If we suspected that there might be some adapter contamination based on the fastqc results, we could use a trimming program to try and reduce the problem. Here is an example.

bbduk requires the module “bbmap/37.36”
bbduk.sh in=SRR18106304.fastq out=SRR18106304_clean.fastq ref=/home/taller-2019/Workshop_materials/adapters.fa ktrim=l k=23 mink=11 hdist=1
  • ref = the fasta file of adapter sequences you want to remove

  • ktrim = whether the adapter is expected on the left (5-prime) or right (3-prime)

  • k = the length of a k-mer used to identify contaminant sequence

  • mink = look for shorter kmers of this length at the ends of reads

  • hdist = allows a number of substitutions

4.2. Contig generation

There are a number of algorithms that can be used to reconstruct genomic sequence from reads. Two of the most common are the de brujn graph, which utilises overlapping fixed-length k-mers to reconstruct the sequence. As previously discussed, k-mers have some useful properties for assembly, however they cannot resolve sequences that are repeated throughout the genome if they are longer then k (for example transposable elements).

de brujn 1: The code below decomposes an input string “This is good, This is bad” into 7-mers. When we already know the order of these chunks we can lay them out as shown, to reconstruct the original string.

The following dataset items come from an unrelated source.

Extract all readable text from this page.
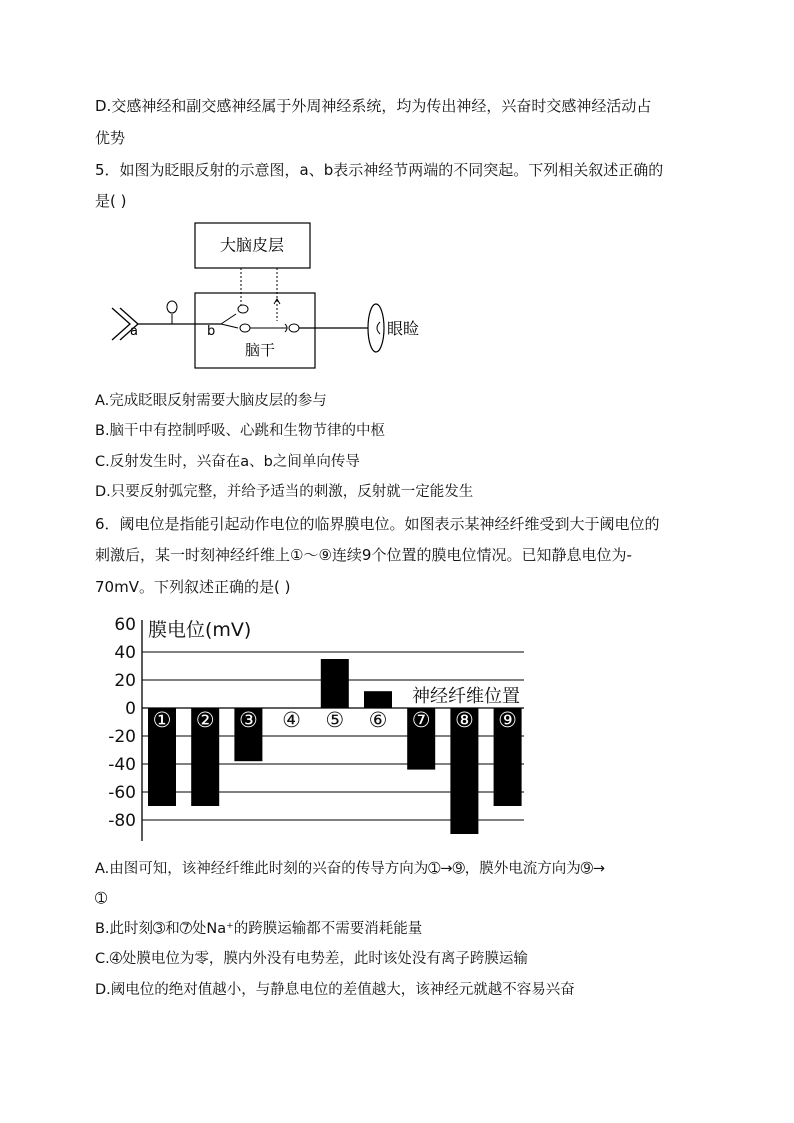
D.交感神经和副交感神经属于外周神经系统，均为传出神经，兴奋时交感神经活动占
优势
5．如图为眨眼反射的示意图，a、b表示神经节两端的不同突起。下列相关叙述正确的
是( )
大脑皮层
脑干
a	b	眼睑
A.完成眨眼反射需要大脑皮层的参与
B.脑干中有控制呼吸、心跳和生物节律的中枢
C.反射发生时，兴奋在a、b之间单向传导
D.只要反射弧完整，并给予适当的刺激，反射就一定能发生
6．阈电位是指能引起动作电位的临界膜电位。如图表示某神经纤维受到大于阈电位的
刺激后，某一时刻神经纤维上①～⑨连续9个位置的膜电位情况。已知静息电位为-
70mV。下列叙述正确的是( )
60
40
20
0
-20
-40
-60
-80
膜电位(mV)
神经纤维位置
① ② ③ ④ ⑤ ⑥ ⑦ ⑧ ⑨
A.由图可知，该神经纤维此时刻的兴奋的传导方向为➀→➈，膜外电流方向为➈→
➀
B.此时刻➂和➆处Na⁺的跨膜运输都不需要消耗能量
C.➃处膜电位为零，膜内外没有电势差，此时该处没有离子跨膜运输
D.阈电位的绝对值越小，与静息电位的差值越大，该神经元就越不容易兴奋
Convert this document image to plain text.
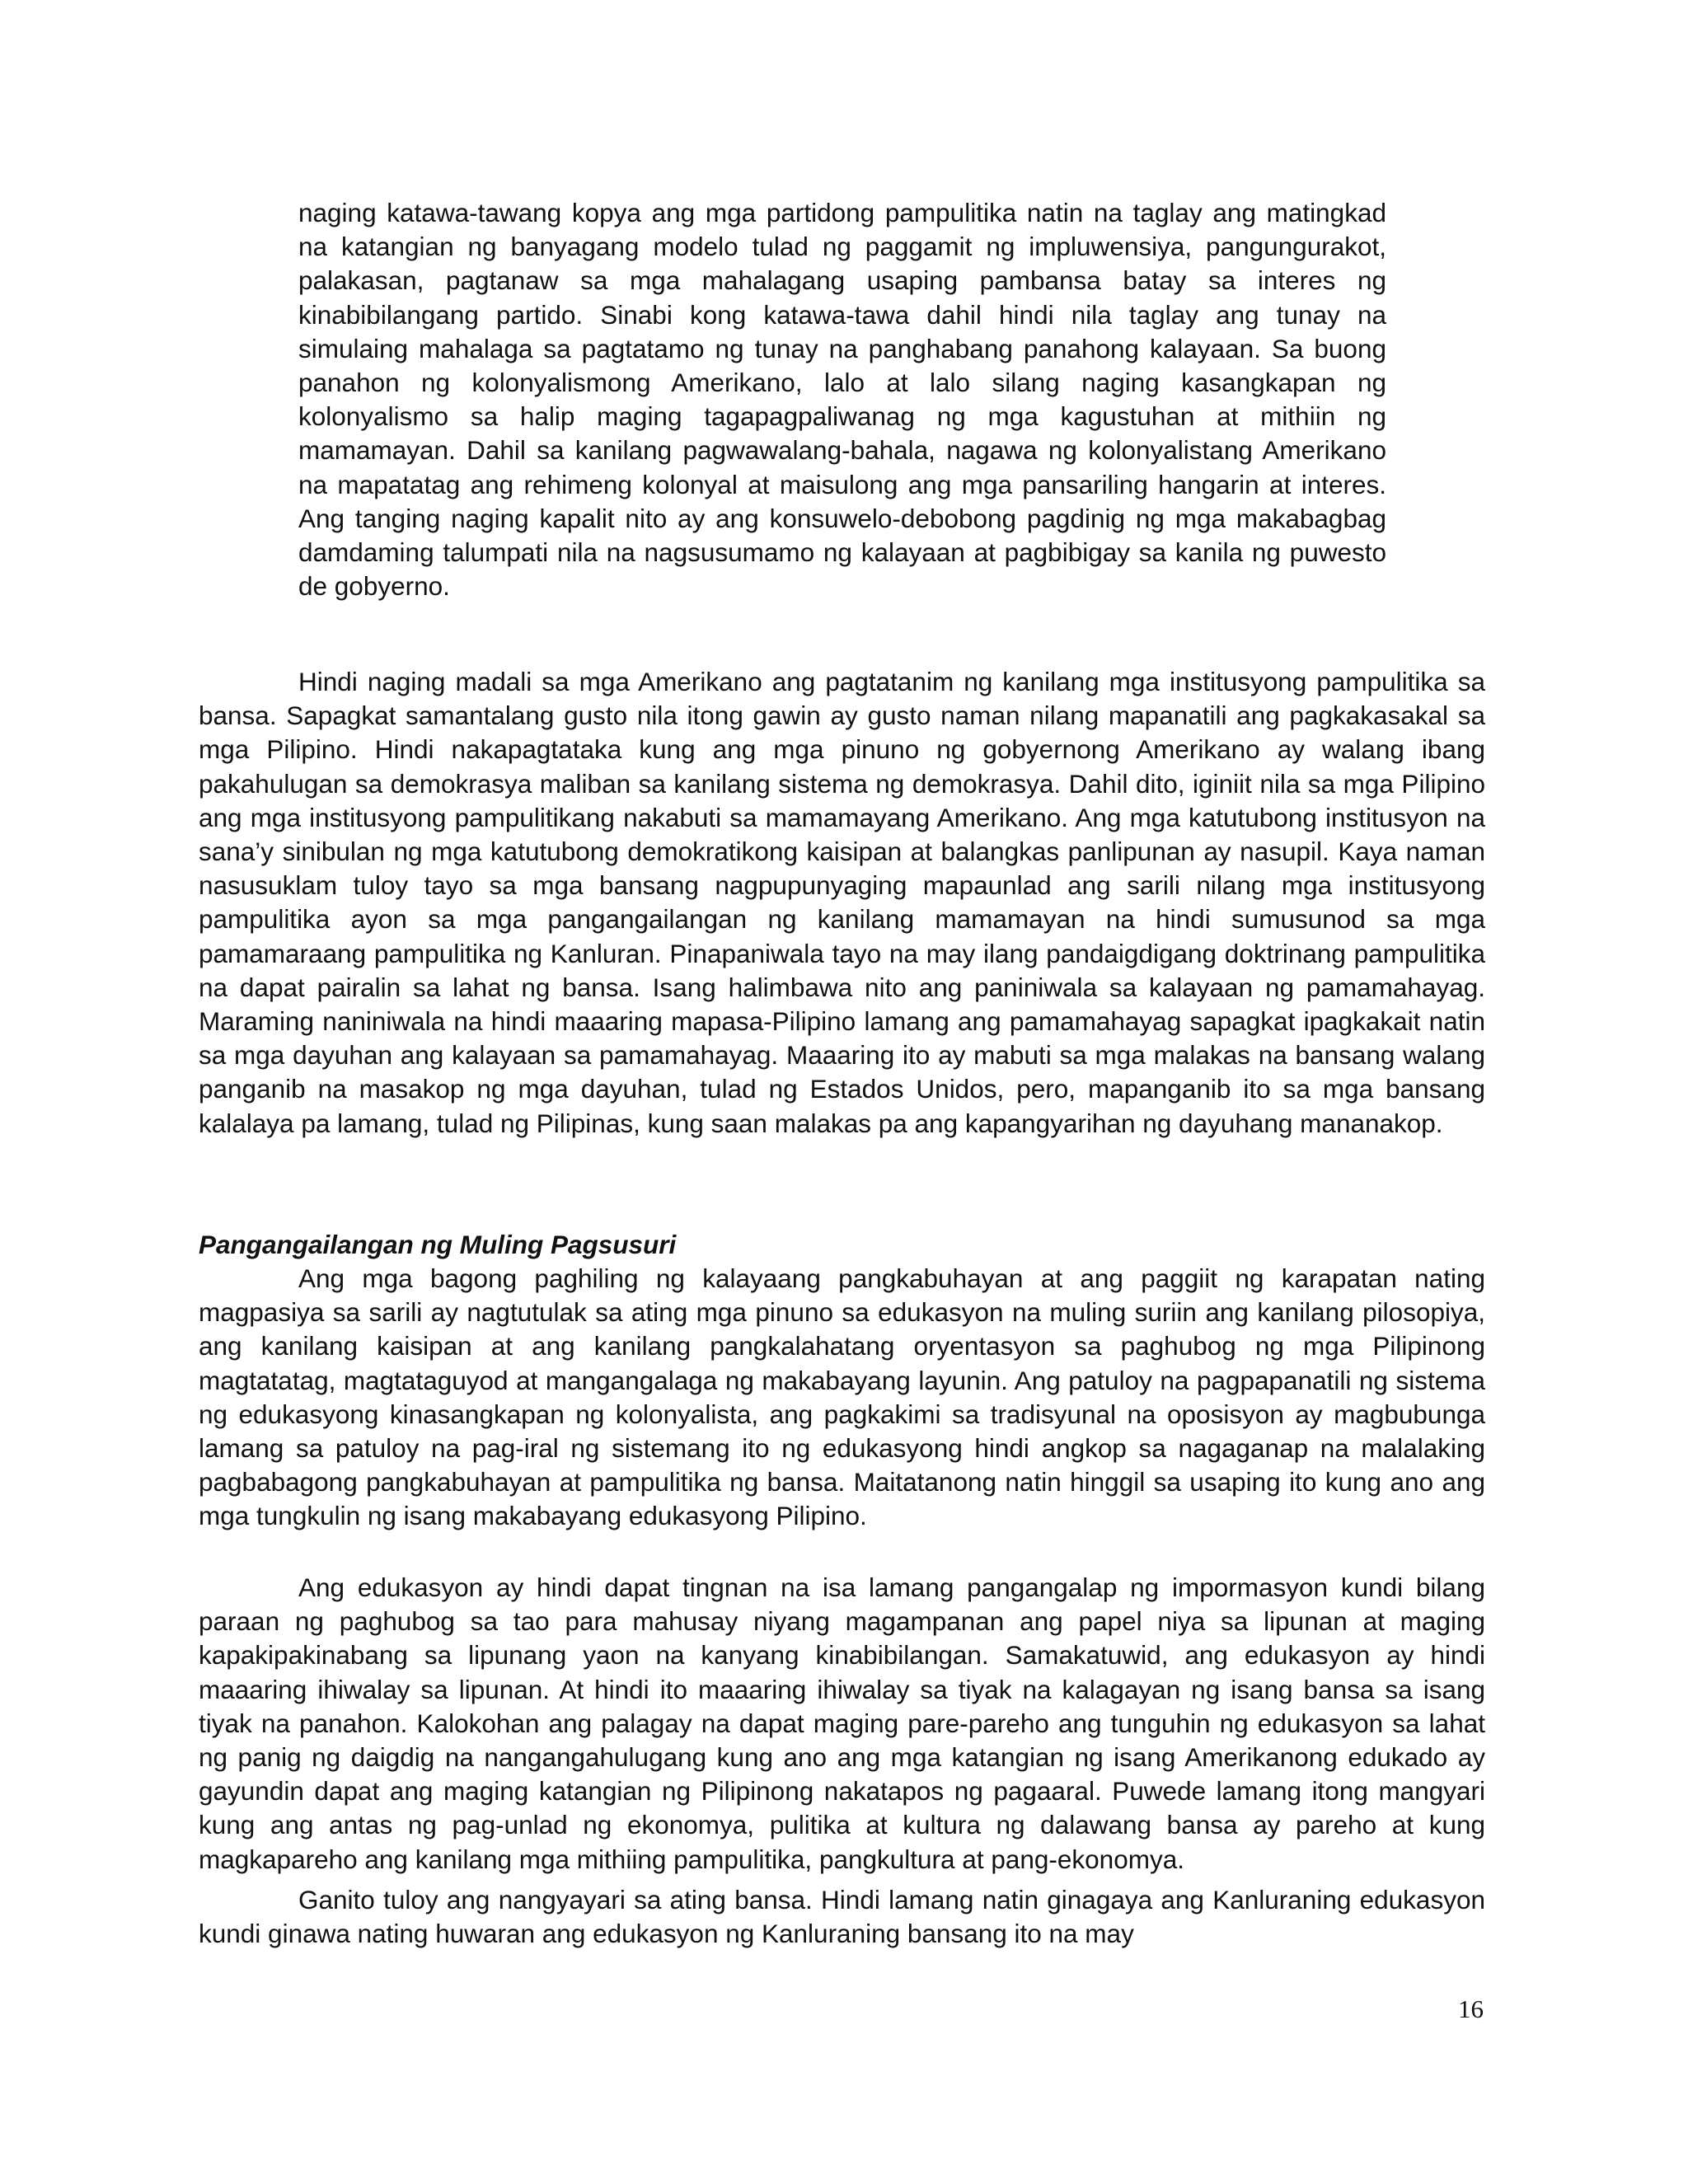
naging katawa-tawang kopya ang mga partidong pampulitika natin na taglay ang matingkad na katangian ng banyagang modelo tulad ng paggamit ng impluwensiya, pangungurakot, palakasan, pagtanaw sa mga mahalagang usaping pambansa batay sa interes ng kinabibilangang partido. Sinabi kong katawa-tawa dahil hindi nila taglay ang tunay na simulaing mahalaga sa pagtatamo ng tunay na panghabang panahong kalayaan. Sa buong panahon ng kolonyalismong Amerikano, lalo at lalo silang naging kasangkapan ng kolonyalismo sa halip maging tagapagpaliwanag ng mga kagustuhan at mithiin ng mamamayan. Dahil sa kanilang pagwawalang-bahala, nagawa ng kolonyalistang Amerikano na mapatatag ang rehimeng kolonyal at maisulong ang mga pansariling hangarin at interes. Ang tanging naging kapalit nito ay ang konsuwelo-debobong pagdinig ng mga makabagbag damdaming talumpati nila na nagsusumamo ng kalayaan at pagbibigay sa kanila ng puwesto de gobyerno.

Hindi naging madali sa mga Amerikano ang pagtatanim ng kanilang mga institusyong pampulitika sa bansa. Sapagkat samantalang gusto nila itong gawin ay gusto naman nilang mapanatili ang pagkakasakal sa mga Pilipino. Hindi nakapagtataka kung ang mga pinuno ng gobyernong Amerikano ay walang ibang pakahulugan sa demokrasya maliban sa kanilang sistema ng demokrasya. Dahil dito, iginiit nila sa mga Pilipino ang mga institusyong pampulitikang nakabuti sa mamamayang Amerikano. Ang mga katutubong institusyon na sana’y sinibulan ng mga katutubong demokratikong kaisipan at balangkas panlipunan ay nasupil. Kaya naman nasusuklam tuloy tayo sa mga bansang nagpupunyaging mapaunlad ang sarili nilang mga institusyong pampulitika ayon sa mga pangangailangan ng kanilang mamamayan na hindi sumusunod sa mga pamamaraang pampulitika ng Kanluran. Pinapaniwala tayo na may ilang pandaigdigang doktrinang pampulitika na dapat pairalin sa lahat ng bansa. Isang halimbawa nito ang paniniwala sa kalayaan ng pamamahayag. Maraming naniniwala na hindi maaaring mapasa-Pilipino lamang ang pamamahayag sapagkat ipagkakait natin sa mga dayuhan ang kalayaan sa pamamahayag. Maaaring ito ay mabuti sa mga malakas na bansang walang panganib na masakop ng mga dayuhan, tulad ng Estados Unidos, pero, mapanganib ito sa mga bansang kalalaya pa lamang, tulad ng Pilipinas, kung saan malakas pa ang kapangyarihan ng dayuhang mananakop.

Pangangailangan ng Muling Pagsusuri

Ang mga bagong paghiling ng kalayaang pangkabuhayan at ang paggiit ng karapatan nating magpasiya sa sarili ay nagtutulak sa ating mga pinuno sa edukasyon na muling suriin ang kanilang pilosopiya, ang kanilang kaisipan at ang kanilang pangkalahatang oryentasyon sa paghubog ng mga Pilipinong magtatatag, magtataguyod at mangangalaga ng makabayang layunin. Ang patuloy na pagpapanatili ng sistema ng edukasyong kinasangkapan ng kolonyalista, ang pagkakimi sa tradisyunal na oposisyon ay magbubunga lamang sa patuloy na pag-iral ng sistemang ito ng edukasyong hindi angkop sa nagaganap na malalaking pagbabagong pangkabuhayan at pampulitika ng bansa. Maitatanong natin hinggil sa usaping ito kung ano ang mga tungkulin ng isang makabayang edukasyong Pilipino.

Ang edukasyon ay hindi dapat tingnan na isa lamang pangangalap ng impormasyon kundi bilang paraan ng paghubog sa tao para mahusay niyang magampanan ang papel niya sa lipunan at maging kapakipakinabang sa lipunang yaon na kanyang kinabibilangan. Samakatuwid, ang edukasyon ay hindi maaaring ihiwalay sa lipunan. At hindi ito maaaring ihiwalay sa tiyak na kalagayan ng isang bansa sa isang tiyak na panahon. Kalokohan ang palagay na dapat maging pare-pareho ang tunguhin ng edukasyon sa lahat ng panig ng daigdig na nangangahulugang kung ano ang mga katangian ng isang Amerikanong edukado ay gayundin dapat ang maging katangian ng Pilipinong nakatapos ng pagaaral. Puwede lamang itong mangyari kung ang antas ng pag-unlad ng ekonomya, pulitika at kultura ng dalawang bansa ay pareho at kung magkapareho ang kanilang mga mithiing pampulitika, pangkultura at pang-ekonomya.

Ganito tuloy ang nangyayari sa ating bansa. Hindi lamang natin ginagaya ang Kanluraning edukasyon kundi ginawa nating huwaran ang edukasyon ng Kanluraning bansang ito na may

16
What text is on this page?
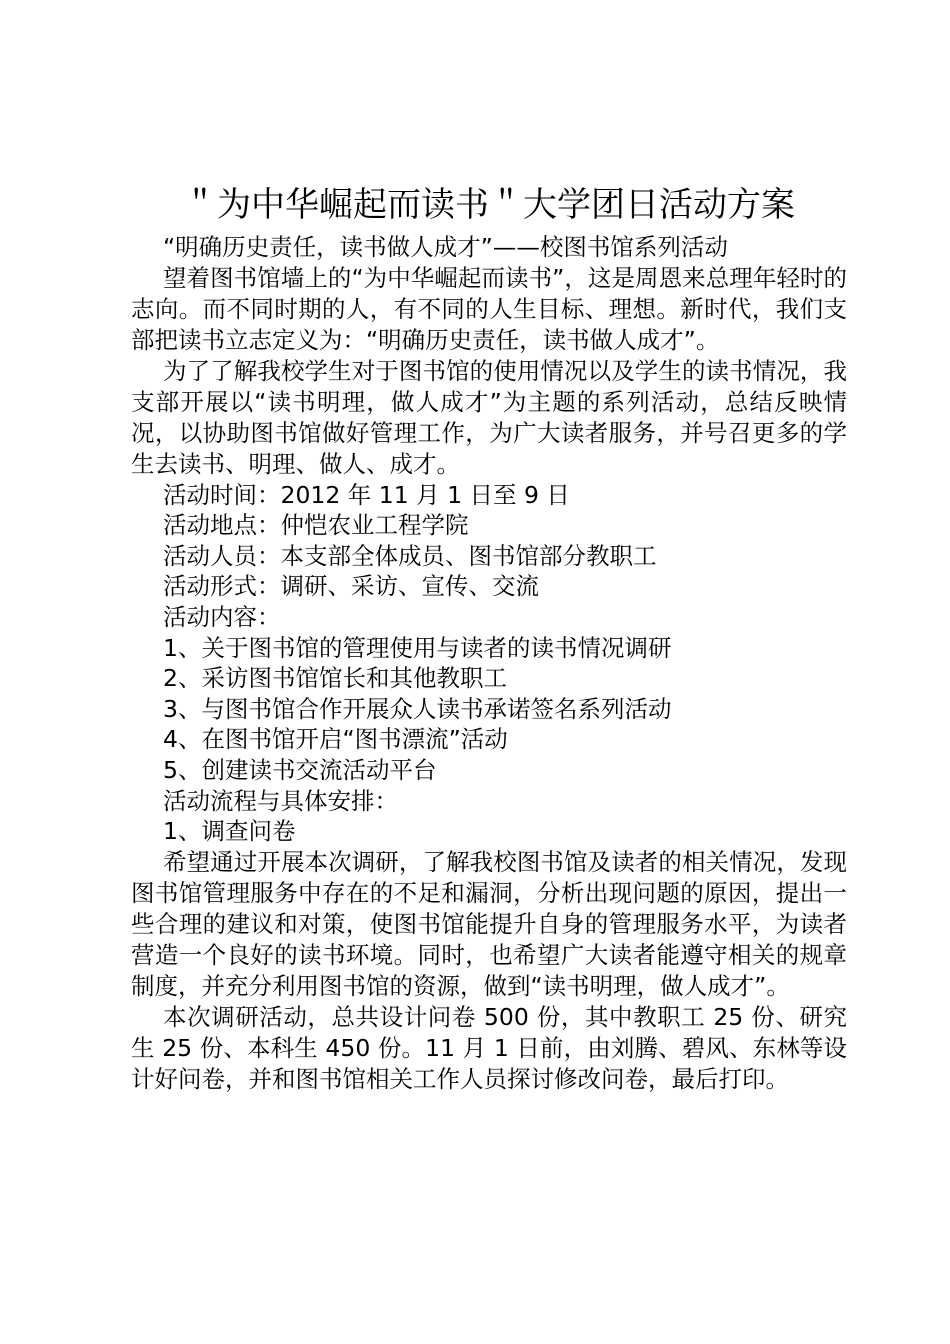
＂为中华崛起而读书＂大学团日活动方案

“明确历史责任，读书做人成才”——校图书馆系列活动

望着图书馆墙上的“为中华崛起而读书”，这是周恩来总理年轻时的志向。而不同时期的人，有不同的人生目标、理想。新时代，我们支部把读书立志定义为：“明确历史责任，读书做人成才”。

为了了解我校学生对于图书馆的使用情况以及学生的读书情况，我支部开展以“读书明理，做人成才”为主题的系列活动，总结反映情况，以协助图书馆做好管理工作，为广大读者服务，并号召更多的学生去读书、明理、做人、成才。

活动时间：2012 年 11 月 1 日至 9 日

活动地点：仲恺农业工程学院

活动人员：本支部全体成员、图书馆部分教职工

活动形式：调研、采访、宣传、交流

活动内容：

1、关于图书馆的管理使用与读者的读书情况调研

2、采访图书馆馆长和其他教职工

3、与图书馆合作开展众人读书承诺签名系列活动

4、在图书馆开启“图书漂流”活动

5、创建读书交流活动平台

活动流程与具体安排：

1、调查问卷

希望通过开展本次调研，了解我校图书馆及读者的相关情况，发现图书馆管理服务中存在的不足和漏洞，分析出现问题的原因，提出一些合理的建议和对策，使图书馆能提升自身的管理服务水平，为读者营造一个良好的读书环境。同时，也希望广大读者能遵守相关的规章制度，并充分利用图书馆的资源，做到“读书明理，做人成才”。

本次调研活动，总共设计问卷 500 份，其中教职工 25 份、研究生 25 份、本科生 450 份。11 月 1 日前，由刘腾、碧风、东林等设计好问卷，并和图书馆相关工作人员探讨修改问卷，最后打印。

But, what if we don’t know the original order?
[1] "  This is"
[1] "   his is "
[1] "    is is g"
[1] "     s is go"
[1] "       is goo"
[1] "       is good"
[1] "        s good,"
[1] "          good, "
[1] "          good, T"
[1] "           ood, Th"
[1] "            od, Thi"
[1] "             d, This"
[1] "              , This "
[1] "                This i"
[1] "                This is"
[1] "                 his is "
[1] "                  is is b"
[1] "                   s is ba"
[1] "                     is bad"
de brujn 2: This code attempts splits the 7-mers into two 6-mers corresponding to the left 6 prefix characters and the right 6 suffix characters. For example, the word “example” becomes “exampl” and “xample”. We can loop through all of the prefix 6-mers and find matches with suffix 6-mers, and thus reconstruct larger runs, as shown above. However, you will notice, that due to the repetition of the phrase “This is”, the graph has multiple valid paths.

de brujn 3: This looks quite messy, there is a cyclical structure and a spur. There is no simple route through the graph. Let’s see what happens when we increase the k-mer length from 7-mers to 12-mers.

Let’s have a go at running a full de bruijn graph assembly on the Illumina reads, using the program Spades. This program is able to use k-mers of multiple lengths and combine the resulting graphs for a more contiguous assembly.

You will need to run assembly programs using SLURM scripts. These programs may need large amounts of RAM and CPU, so consider running on the dribe-long partition, with a large amount of time.
##Bash/command line code
spades.py -s SRR18106304.fastq -o ecoli_hiseq_spades

Q6:

A. De brujn graphs are a useful method for which kind of data?

B. Longer k-mers may help produce more contiguous assemblies. True or False?

C. OLC graphs are a useful method for which kind of data?